Aluminium alloy filtration can be broken down into several parts, depending on the type of the applied technology of cast production or on the method of liquid metal preparation. Manufacture of aluminium alloys meets the requirements for higher purity of the cast metal, in order to increase the quality of the manufactured intermediate for the final production (foils, blocks, ingots, rods, sections, …). Thus the filtration in foundries contributes by the lower reject rate of manufacture of the final product and by its higher quality.
Aluminium Alloys Filtration
Metal casting takes place in these sites by continuous or discontinuous campaigns of the order of some tons up to some hundreds of tons, and therefore the large-area filters are used for filtration. They are placed in the liquid metal distribution system. We recommend to place the filters seated in the ceramic filtration boxes utilizing horizontal or vertical filter layout.
Molten Aluminium Filter
The ceramic foam filters adapted for long-time temperature load, can be used for filtration. The molten aluminium filters are usually used in the standardized dimensions shown in inches with the porosity from 10 to 60 PPI (pores per linear inch). The ceramic foam filter size depends on its porosity and is selected with respect to the filtration capacity, time of casting and layout solution of the filtration box. Selection of molten aluminium filter porosity is determined by the specific alloy, temperature of casting, metal pollution and requested output quality.
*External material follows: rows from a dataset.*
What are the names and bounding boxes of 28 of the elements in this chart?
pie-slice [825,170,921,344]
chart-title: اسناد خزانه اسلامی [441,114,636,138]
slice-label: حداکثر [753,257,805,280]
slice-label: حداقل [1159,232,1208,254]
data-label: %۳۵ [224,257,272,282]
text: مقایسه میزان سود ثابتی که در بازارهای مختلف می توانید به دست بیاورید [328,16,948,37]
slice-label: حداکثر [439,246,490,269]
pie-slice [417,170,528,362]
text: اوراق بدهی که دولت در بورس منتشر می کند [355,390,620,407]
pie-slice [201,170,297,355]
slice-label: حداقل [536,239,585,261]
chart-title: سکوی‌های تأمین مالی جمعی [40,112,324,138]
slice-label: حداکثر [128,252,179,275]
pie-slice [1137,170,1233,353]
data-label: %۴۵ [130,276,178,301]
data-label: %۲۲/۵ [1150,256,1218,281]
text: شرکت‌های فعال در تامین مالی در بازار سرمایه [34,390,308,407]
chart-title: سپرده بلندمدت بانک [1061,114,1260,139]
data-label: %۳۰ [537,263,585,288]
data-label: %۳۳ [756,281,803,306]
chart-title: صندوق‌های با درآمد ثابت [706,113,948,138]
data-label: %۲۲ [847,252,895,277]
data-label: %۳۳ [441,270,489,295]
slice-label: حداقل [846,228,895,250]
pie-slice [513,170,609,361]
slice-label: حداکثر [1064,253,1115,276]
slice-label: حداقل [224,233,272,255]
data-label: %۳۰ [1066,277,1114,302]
Prior to casting itself, the filter has to be preheated adequately to secure its correct functioning. After completion of the campaign, the filter can be reused, if the filtration box is equipped by permanent heating. If the metal sets up in the ceramic foam filter, it has to be replaced for the next casting campaign.
Filtration in Foundries
Pollution of the molten metal by hard oxides, causing problems with cast finishing, is the main reason for the introduction of cast filtration in foundries. Elimination of undesirable defects, cast uptightness, porosity (blowholes), low homogeneity, etc., often occurring only during the casting itself, under the impact of liquid metal turbulence in the mould, is the second main reason for filtration.